Постепенно агрессивность зарянки распространилась далеко за рамки собственного вида. Стоило чечётке с её ярко-малиновой грудью только рот раскрыть, как ей тотчас доставалось на орехи.
Соловей-красношейка крупнее зарянки, но и то едва он испускал свои оглушительные трели, как она набрасывалась на него и, представьте себе, выходила победительницей! …
Снегирь – у него весь низ тела красный – после нескольких потасовок вовсе перестал петь, а ведь он вдвое тяжелее зарянки. Зато его серогрудая подруга, хотя и исполняет ту же скрипучую песенку, могла солировать без помех!
Зяблик, у которого низ тела красно-коричневый, тоже был усмирён зарянкой.» (Ян Линдблад «Белый тапир и другие ручные животные», глава «Лес в моей комнате»)

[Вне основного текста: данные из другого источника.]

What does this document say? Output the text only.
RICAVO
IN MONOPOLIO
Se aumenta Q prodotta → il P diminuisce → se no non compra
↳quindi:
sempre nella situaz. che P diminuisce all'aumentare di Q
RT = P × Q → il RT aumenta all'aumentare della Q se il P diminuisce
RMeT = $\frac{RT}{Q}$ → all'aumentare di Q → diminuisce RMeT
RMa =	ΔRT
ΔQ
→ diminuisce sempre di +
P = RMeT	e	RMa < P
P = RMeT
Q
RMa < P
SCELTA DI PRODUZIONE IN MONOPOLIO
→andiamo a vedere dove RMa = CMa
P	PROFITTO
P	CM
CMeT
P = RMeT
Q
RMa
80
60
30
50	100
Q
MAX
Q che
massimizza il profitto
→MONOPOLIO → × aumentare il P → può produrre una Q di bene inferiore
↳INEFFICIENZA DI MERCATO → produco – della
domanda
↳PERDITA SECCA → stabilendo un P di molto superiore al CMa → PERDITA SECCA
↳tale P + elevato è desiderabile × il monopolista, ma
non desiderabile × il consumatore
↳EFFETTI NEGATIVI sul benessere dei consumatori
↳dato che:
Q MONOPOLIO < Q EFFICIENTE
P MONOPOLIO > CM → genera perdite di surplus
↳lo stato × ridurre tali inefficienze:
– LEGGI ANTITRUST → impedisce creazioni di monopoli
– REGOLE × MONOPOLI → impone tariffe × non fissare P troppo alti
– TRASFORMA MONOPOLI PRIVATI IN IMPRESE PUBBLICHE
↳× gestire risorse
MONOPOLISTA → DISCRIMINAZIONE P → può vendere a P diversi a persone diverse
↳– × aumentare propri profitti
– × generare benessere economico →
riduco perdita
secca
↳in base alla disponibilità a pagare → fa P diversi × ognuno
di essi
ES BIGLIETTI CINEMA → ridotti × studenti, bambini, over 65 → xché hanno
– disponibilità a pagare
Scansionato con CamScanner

Добавлю лишь, что в опытах зарянки столь же агрессивно относились к пучку перьев, торчащих на проволоке, если один его бок был красным. Полностью серый пучок перьев оставался без внимания. Это явно свидетельствует о том, что окраска имеет свой смысл для зарянок.
А вот совсем другие наблюдения, совсем другого человека, над совсем другими животными:

«Например, там [в аквариуме среди примерно сотни коралловых рыбок – В. П.] была одна-единственная рыба-бабочка неизвестного нам вида, которая и по форме, и по рисунку настолько точно занимала среднее положение между бело-жёлтым и бело-чёрным видами, что мы сразу же окрестили её бело-чёрно-жёлтой. И она, очевидно, разделяла наше мнение о её систематическом положении, т. к. делила свои атаки почти поровну между представителями этих видов. Мы ни разу не видели, чтобы она укусила рыбку какого-нибудь третьего вида. Пожалуй, ещё интереснее вёл себя синий спинорог – тоже единственный у нас, - который по-латыни называется «чёрный одонус». Зоолог, давший такое название, мог видеть лишь обесцвеченный труп этой рыбы в формалине, потому что живая она не чёрная, а ярко-синяя, с нежным оттенком фиолетового и розового, особенно по краям плавников. … За неимением сородичей мой спинорог первое время вёл себя довольно мирно, хотя и раздал несколько укусов, многозначительным образом разделив их между представителями двух совершенно разных видов. Во-первых, он преследовал так называемых «синих чертей», - близких родственников «бо Грегори» [«красавчик Грегори» - один из мелких видов губанов рода Stegastes, рыба отряда окунеобразных – В. П.], - похожих на него великолепной синей окраской, а во-вторых – обеих рыб другого вида спинорогов, так называемых «рыб Пикассо». Как видно из любительского названия этой рыбки, она расцвечена чрезвычайно ярко и причудливо, так что в этом смысле не имеет ничего общего с синим спинорогом, но весьма похожа на него по форме.» (Конрад Лоренц «Агрессия: так называемое зло», глава 2)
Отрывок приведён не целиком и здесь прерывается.